The feeling of total hegemony didn’t last long though, by the end of September Monaco and Toulouse had inflicted upon PSG as many defeats as they accrued in the entirety of last season. By this point PSG were fourth, four points from the leaders and already playing catch-up. Whilst they started to get back onto a large undefeated streak, two losses and a draw in December meant that not only had they lost twice as many games as the previous season before the calendar year had ended, but that they were again off the pace once more. Despite starting 2017 with a 15 match unbeaten streak in the league, it was not enough to claw back the necessary points, the defeat away to OGC Nice the final nail in the coffin for PSG’s title hopes. Ultimately they finished second, 8 points behind winners Monaco, a 31 point lead turning into an eight point deficit doesn’t make for pretty reading.
PSG’s European campaign started off reasonably well, with the side comfortably qualifying, finishing second in a group that contained FC Basel, Ludogorets, and Arsenal.
Being drawn with Barcelona in the knockout round was always going to be a tough ask, but PSG were confident; they had a cup manager, and Barcelona were looking decidedly vulnerable this season. As it panned out, the two legs of the tie could not have been more of a contrast.
At home, the PSG looked as though they were playing with 12 men. They outran Barcelona completely, they had more tackles, shots, shots on target; they beat Barcelona in almost every category. They left the Parc des Princes elated, Barcelona, the former superpower had been totally dismantled.
As jubilant as the club was after the first leg, they were equally distraught after the second. A total capitulation in the Catalan capital saw a rampaging Barcelona put 6 past a totally inept PSG side that resulted in many questioning Emery’s position. Whilst PSG fans will feel, with some justice, hard done by the referees the fact that PSG successfully completed four passes in the final 11 minutes demonstrated that they were just not good enough on the day.

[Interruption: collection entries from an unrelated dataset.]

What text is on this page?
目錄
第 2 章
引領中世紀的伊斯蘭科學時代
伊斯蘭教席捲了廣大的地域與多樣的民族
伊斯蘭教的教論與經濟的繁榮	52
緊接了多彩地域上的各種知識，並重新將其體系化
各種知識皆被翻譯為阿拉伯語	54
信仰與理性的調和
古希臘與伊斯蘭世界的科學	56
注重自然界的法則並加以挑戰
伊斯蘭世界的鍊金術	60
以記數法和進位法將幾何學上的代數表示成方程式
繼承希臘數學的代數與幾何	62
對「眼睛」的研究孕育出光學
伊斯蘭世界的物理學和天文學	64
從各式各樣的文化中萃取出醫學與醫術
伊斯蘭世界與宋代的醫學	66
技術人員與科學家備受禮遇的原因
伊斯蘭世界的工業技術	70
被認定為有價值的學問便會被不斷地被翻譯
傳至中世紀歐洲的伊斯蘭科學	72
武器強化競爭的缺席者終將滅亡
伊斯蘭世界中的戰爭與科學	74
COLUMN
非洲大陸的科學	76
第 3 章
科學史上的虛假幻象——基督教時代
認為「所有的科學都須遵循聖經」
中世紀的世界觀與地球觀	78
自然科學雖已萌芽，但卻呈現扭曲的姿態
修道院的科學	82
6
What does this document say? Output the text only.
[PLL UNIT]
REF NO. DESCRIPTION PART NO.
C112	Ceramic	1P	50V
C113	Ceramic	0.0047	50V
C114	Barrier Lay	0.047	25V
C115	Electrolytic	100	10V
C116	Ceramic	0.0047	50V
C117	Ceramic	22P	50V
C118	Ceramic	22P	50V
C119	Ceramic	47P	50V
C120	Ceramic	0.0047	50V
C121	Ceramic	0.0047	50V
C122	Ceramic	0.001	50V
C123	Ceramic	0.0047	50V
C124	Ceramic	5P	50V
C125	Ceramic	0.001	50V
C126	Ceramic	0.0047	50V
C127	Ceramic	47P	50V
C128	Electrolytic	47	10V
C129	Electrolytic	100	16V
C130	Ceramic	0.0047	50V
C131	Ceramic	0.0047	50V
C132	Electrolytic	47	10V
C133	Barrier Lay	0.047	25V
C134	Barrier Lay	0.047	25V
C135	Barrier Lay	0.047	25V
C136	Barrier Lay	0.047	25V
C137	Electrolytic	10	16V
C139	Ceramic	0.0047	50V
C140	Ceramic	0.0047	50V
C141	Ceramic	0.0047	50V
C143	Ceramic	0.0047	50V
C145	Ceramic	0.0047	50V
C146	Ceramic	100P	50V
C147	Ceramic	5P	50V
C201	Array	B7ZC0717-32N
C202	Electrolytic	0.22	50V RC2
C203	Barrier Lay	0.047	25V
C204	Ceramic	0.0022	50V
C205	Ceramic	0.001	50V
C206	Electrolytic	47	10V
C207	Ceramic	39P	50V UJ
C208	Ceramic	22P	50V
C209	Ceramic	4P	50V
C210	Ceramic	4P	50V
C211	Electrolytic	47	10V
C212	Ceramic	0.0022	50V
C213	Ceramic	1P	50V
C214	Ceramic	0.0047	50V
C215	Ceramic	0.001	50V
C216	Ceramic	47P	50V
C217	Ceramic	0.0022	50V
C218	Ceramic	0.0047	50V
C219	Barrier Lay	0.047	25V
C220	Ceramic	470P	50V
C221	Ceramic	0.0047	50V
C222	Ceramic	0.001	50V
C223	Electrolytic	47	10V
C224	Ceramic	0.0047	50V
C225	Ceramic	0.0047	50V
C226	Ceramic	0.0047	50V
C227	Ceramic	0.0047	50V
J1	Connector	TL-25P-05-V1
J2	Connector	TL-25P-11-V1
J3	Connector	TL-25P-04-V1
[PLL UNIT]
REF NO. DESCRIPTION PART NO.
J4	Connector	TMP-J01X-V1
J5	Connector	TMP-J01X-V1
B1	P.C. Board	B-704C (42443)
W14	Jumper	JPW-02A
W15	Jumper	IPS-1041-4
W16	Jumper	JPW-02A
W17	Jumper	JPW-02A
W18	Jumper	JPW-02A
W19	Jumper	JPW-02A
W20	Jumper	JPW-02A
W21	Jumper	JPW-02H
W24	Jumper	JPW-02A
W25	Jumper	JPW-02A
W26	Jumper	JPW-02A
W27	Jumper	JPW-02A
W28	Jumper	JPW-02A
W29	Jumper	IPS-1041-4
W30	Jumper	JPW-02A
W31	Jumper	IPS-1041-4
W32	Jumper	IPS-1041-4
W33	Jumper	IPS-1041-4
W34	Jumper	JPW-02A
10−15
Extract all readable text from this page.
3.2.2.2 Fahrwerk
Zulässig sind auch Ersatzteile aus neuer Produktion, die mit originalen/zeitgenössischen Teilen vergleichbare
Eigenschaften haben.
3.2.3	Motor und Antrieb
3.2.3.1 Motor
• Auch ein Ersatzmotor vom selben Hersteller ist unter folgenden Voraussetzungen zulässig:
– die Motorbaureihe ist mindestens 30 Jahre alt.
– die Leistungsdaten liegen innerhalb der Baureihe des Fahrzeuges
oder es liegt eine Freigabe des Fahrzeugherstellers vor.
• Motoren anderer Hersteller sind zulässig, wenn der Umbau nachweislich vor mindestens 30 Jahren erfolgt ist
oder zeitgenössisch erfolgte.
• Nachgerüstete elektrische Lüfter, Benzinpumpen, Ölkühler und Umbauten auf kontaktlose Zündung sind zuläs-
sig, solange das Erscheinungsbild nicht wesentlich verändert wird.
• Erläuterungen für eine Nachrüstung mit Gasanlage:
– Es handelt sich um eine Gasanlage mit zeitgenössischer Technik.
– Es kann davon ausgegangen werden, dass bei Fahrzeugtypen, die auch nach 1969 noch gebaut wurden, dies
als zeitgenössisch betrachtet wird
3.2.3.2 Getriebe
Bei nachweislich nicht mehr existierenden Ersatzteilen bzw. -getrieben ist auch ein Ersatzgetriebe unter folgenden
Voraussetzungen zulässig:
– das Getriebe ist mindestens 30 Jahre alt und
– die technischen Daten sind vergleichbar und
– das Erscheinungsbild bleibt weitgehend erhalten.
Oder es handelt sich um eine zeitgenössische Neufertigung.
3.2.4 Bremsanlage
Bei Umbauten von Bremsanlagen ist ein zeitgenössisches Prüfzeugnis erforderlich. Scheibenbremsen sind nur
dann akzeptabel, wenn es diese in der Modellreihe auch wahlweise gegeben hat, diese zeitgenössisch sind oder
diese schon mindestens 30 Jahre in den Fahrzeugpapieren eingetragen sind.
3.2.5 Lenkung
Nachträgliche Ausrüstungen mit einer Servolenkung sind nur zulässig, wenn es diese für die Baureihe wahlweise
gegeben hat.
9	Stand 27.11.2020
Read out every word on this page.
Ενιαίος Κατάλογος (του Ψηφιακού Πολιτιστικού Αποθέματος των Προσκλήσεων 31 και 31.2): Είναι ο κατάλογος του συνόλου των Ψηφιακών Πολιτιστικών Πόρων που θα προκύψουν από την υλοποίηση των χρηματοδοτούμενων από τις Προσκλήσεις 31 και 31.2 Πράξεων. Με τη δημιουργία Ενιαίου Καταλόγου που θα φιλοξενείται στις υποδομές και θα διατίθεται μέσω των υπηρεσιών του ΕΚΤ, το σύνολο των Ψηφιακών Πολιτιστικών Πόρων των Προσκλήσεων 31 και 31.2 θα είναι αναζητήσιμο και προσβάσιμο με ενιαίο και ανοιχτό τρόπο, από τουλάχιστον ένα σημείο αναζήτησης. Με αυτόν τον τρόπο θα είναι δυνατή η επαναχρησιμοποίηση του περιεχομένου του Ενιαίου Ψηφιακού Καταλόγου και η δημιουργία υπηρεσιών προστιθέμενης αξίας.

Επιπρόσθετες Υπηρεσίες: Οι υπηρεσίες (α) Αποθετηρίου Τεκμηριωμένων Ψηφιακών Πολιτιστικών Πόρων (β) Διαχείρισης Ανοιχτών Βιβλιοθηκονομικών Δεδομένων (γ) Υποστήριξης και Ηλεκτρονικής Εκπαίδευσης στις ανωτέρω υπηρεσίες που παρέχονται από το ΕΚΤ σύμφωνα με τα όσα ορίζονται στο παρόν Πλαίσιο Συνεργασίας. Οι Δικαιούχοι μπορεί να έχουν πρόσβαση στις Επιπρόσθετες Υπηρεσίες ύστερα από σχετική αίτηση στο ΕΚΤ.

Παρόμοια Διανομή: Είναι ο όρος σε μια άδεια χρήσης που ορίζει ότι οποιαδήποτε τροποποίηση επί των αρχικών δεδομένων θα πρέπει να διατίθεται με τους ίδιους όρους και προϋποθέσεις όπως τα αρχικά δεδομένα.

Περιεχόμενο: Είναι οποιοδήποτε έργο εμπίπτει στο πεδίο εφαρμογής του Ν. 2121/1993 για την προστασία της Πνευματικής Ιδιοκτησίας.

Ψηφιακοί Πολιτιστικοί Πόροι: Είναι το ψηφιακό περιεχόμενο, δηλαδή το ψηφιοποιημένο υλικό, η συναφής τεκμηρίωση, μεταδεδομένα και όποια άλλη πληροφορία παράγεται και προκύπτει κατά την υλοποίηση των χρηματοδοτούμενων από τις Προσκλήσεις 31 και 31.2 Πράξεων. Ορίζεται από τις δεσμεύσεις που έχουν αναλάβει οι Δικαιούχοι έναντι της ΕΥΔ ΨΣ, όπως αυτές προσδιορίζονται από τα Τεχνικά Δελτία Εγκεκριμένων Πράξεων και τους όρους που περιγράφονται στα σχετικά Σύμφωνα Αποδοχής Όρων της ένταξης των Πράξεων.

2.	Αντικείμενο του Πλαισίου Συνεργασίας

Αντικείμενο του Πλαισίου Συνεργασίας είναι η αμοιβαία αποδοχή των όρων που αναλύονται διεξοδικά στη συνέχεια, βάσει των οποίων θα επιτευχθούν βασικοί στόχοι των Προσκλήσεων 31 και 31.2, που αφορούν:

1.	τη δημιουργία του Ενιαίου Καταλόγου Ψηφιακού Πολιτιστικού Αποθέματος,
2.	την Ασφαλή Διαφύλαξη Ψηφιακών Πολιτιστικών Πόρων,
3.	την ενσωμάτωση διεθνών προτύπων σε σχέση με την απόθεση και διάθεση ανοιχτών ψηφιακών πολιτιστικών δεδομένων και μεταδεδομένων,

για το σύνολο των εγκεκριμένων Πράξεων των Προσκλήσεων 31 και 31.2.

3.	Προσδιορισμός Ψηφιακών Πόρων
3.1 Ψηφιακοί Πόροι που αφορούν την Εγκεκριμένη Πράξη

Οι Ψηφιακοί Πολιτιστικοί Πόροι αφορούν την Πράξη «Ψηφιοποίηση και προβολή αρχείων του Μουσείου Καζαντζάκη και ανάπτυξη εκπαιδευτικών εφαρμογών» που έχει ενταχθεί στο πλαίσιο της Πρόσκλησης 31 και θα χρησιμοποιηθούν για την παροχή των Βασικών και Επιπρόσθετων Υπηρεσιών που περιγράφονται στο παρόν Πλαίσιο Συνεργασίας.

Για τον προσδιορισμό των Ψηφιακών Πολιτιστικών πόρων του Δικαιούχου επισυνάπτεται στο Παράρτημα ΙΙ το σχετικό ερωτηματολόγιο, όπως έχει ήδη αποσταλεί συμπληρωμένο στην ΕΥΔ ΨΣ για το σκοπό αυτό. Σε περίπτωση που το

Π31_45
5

In domestic cup competitions, PSG this season have looked like the team of old, routinely swatting aside all those who are in their way. PSG had to face Monaco twice in the cup competitions, beating them 4-1 in the final of the Coupe de la Ligue. In the Coupe de France semi-final a full strength PSG totally dismantled what was essentially an academy side plus Valére Germain 5-0, before running out 1-0 winners against Angers in the final. These two, along with the Trophée des Champions completed what is a considerably less self-congratulatory domestic treble than one involving the league, however it is still 2 out of three serious domestic trophies that any other club would be overjoyed to win.
— PSG Officiel (@PSG_inside) May 27, 2017
Ultimately though, we are conditioned to view this PSG season through the lens not just of last season’s total domestic domination, but also that that was not seen as enough for the board. The PSG hierarchy though, have presumably decided that sacking two managers in two seasons whilst winning five trophies may be a bit too much of a stretch. They have already given their public support to Unai Emery to let him carry on for another season to return the league title to Paris, and make a run in Europe similar to the three Europa League wins in a row that provided the job interview for PSG in the first place. An interesting summer lies ahead in Paris, will they reinvest in a pseudo-galacticos policy that has only partially worked so far? Or will they turn their eye towards a youth orientated policy that has served Monaco so well both domestically and in Europe?